Some performance measures reflect internal activities and processes rather than goods and services provided to third parties. For example, reviewing an asset management plan is an internal quality assurance process and not a service to the community. However, the community may reasonably take comfort from a robust review of assets that confirms that the local authorities' asset management plans are appropriate and implemented, and as a result be reassured that assets are maintained and developed as needed. In general, internal activities and processes should be excluded from performance measures.

Some performance measures are part of a process and not results oriented. The performance measure "water supply network is inspected for leaks" is inadequate because it describes activity rather than results. However, it could be made more meaningful by including other information – such as the basis for carrying out an inspection, the response and response time if a leak is found, or the number of leaks identified.

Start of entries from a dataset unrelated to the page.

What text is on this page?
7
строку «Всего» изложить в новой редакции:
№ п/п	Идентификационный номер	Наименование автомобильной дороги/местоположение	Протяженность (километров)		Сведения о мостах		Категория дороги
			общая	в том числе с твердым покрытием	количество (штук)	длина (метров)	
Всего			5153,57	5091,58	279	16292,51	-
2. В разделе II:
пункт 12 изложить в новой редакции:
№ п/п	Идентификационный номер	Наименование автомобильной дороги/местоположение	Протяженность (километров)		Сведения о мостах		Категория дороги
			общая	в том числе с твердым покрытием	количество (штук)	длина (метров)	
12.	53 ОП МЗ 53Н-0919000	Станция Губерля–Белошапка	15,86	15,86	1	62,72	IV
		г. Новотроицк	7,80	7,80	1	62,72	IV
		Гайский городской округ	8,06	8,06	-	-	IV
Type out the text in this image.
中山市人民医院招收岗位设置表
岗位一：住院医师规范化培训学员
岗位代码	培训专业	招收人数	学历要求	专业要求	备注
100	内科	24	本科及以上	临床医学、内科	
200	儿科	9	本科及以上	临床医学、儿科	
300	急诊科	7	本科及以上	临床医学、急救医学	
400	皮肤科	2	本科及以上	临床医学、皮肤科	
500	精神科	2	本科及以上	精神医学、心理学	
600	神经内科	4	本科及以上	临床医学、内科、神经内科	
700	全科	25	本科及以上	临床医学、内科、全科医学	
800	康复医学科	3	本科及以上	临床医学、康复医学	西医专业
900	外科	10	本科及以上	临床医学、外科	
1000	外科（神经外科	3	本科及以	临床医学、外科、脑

Source data and information systems

Local authorities need appropriate and reliable systems to gather information to report on their achievements against performance measures and targets. The Act does not require local authorities to disclose their source data and information systems in the LTCCP, so relatively few local authorities had included such information. However, describing the system for gathering information can help the community to better understand the service delivery and how that delivery is assessed.

Other performance information may come from external agencies. For example, local authorities enter data about the condition of their roads into their roading assessment and maintenance management (RAMM) system. The New Zealand Transport Agency (NZTA) then collates and presents the road smoothness/roughness data to local authorities. In these instances, local authorities still need to assure themselves that the information NZTA provides is consistent with the data in their RAMM.

6: Local Government Act 2002, section 5.

7: Local Government Act 2002, section 5.

8: Report of expert reviewers on changes between the 2004-14 and 2006-16 Long-Term Council Community Plans, (June 2007), commissioned by the Controller and Auditor-General.

9: The Auditor-General's observations on the quality of performance reporting, paragraph 6.43.